The beard of understanding

Tom Friedman --

Excuse me, President Morsi, but there is only one reason the Iranian regime wants to hold the meeting in Tehran and have heads of state like you attend, and that is to signal to Iran’s people that the world approves of their country’s clerical leadership and therefore they should never, ever, ever again think about launching a democracy movement — the exact same kind of democracy movement that brought you, Mr. Morsi, to power in Egypt.

President Morsi, having ignored Tom Friedman and gone to Tehran to speak directly to the Assad-backing Ayatollahs --

"We should all express our full support to the struggle of those who are demanding freedom and justice in Syria and translate our sympathies into a clear political vision that supports peaceful transfer (of power) to a democratic system," Morsi said in his opening statement. Morsi slammed Assad's rule, saying that the world had a "moral duty" to stand with the Syrian people in their struggle "against an oppressive regime that has lost its legitimacy." He said having a democratic system in Syria "reflects the desire of the Syrian people for freedom, justice and equality and at the same time protects Syria from entering into a civil war or being divided by sectarian clashes."

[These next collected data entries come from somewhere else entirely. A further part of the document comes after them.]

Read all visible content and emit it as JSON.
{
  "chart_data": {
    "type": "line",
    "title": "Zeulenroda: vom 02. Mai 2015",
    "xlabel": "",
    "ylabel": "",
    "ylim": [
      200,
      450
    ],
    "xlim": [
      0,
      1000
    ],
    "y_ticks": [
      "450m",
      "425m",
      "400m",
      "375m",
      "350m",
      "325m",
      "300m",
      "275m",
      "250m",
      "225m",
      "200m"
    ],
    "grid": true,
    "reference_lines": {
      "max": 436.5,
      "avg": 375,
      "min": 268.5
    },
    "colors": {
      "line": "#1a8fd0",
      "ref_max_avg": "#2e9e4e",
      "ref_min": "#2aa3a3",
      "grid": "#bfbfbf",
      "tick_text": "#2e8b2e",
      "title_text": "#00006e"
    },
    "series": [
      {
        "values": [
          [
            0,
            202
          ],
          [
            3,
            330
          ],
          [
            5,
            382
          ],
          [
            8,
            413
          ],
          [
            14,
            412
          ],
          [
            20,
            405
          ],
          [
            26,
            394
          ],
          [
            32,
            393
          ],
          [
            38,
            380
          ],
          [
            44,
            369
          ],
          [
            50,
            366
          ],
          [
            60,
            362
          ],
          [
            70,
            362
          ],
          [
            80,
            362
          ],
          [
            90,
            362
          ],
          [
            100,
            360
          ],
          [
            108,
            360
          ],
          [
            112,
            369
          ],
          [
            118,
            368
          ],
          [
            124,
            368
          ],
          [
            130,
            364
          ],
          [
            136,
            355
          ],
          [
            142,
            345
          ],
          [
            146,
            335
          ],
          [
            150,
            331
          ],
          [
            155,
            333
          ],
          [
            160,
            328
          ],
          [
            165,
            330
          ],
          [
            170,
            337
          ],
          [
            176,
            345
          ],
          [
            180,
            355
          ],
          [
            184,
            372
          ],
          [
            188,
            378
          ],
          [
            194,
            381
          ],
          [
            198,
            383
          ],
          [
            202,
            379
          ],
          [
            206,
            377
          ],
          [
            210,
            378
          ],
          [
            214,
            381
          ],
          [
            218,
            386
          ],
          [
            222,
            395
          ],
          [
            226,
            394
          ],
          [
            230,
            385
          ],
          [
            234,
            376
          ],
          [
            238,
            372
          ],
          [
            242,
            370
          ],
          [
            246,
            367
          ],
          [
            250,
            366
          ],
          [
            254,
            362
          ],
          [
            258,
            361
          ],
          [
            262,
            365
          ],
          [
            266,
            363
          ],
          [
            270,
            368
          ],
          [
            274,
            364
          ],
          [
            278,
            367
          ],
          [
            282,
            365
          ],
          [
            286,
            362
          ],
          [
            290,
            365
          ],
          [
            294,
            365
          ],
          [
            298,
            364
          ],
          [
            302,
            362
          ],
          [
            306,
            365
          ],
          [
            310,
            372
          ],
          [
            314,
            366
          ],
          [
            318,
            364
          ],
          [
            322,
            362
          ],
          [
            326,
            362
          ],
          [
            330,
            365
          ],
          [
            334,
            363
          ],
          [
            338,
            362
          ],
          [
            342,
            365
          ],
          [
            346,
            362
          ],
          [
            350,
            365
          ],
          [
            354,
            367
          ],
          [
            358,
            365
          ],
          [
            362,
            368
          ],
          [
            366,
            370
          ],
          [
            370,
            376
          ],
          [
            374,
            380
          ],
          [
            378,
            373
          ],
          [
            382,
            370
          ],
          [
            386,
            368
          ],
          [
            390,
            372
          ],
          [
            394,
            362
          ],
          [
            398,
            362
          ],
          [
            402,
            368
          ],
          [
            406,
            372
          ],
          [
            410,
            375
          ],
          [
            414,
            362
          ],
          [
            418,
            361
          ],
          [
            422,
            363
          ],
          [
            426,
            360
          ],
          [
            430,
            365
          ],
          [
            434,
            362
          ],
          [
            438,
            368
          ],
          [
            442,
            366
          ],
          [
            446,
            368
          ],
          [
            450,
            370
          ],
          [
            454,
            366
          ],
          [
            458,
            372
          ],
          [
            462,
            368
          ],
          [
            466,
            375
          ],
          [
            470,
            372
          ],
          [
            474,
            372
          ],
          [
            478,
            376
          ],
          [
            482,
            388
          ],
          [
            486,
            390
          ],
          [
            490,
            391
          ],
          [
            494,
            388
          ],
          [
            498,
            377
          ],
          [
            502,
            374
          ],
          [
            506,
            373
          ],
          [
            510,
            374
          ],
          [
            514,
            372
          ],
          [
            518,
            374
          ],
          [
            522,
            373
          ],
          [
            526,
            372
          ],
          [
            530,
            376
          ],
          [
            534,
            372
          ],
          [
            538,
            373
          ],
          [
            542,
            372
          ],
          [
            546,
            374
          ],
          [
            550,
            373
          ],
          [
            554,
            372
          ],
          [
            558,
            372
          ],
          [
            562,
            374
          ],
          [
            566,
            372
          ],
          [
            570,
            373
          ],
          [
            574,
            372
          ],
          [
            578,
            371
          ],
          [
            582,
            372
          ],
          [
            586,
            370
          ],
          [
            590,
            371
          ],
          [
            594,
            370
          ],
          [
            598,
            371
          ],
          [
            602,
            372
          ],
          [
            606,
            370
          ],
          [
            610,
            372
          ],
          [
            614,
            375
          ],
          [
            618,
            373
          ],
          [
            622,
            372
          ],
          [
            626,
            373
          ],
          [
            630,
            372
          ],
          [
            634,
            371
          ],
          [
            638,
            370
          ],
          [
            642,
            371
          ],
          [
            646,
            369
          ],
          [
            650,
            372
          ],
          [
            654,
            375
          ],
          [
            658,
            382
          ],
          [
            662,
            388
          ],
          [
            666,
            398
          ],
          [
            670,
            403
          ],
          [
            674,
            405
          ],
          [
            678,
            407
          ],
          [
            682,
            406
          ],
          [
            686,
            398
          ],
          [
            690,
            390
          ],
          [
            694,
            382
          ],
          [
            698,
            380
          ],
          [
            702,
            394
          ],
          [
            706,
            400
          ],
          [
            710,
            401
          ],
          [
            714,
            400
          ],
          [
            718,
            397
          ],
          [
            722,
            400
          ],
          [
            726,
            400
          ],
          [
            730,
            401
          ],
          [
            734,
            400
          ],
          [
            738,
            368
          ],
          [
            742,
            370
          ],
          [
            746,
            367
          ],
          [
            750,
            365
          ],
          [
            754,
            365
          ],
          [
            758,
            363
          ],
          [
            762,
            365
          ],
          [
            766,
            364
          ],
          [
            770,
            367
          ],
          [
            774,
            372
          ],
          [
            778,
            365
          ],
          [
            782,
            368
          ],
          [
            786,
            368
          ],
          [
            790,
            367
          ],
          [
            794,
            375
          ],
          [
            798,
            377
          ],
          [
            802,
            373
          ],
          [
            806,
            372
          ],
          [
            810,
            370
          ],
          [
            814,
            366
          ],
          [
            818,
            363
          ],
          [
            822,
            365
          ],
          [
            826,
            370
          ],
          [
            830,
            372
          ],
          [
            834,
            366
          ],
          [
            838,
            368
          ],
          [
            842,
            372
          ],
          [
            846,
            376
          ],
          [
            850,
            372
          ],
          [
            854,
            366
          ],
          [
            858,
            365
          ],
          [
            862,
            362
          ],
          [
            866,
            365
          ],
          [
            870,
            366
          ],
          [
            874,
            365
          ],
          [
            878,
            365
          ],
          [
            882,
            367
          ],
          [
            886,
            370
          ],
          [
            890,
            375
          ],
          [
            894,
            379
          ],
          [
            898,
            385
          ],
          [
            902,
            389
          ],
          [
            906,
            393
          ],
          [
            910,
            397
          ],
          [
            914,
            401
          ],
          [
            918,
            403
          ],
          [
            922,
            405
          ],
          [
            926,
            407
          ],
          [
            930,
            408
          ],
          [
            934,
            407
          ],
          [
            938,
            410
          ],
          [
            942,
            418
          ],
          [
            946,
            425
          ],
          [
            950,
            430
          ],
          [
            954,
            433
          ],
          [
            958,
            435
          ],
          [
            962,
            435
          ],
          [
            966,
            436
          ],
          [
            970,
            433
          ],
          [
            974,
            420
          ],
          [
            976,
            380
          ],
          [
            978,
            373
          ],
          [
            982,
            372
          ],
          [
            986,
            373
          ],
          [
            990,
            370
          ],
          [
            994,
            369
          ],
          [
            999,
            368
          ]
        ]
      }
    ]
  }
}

The easy thing would have been to stay away and earn favourable headlines in the American media. Instead he showed up and told it like it was.

Update: According to this Al-Arabiya story (easily run through Google Translate), Iranian state television provided a doctored translation of Morsi's speech, replacing Syria references with Bahrain, changing the name of Arab Spring to Islamic Awakening, and taking out references to various Caliphs (a theological issue).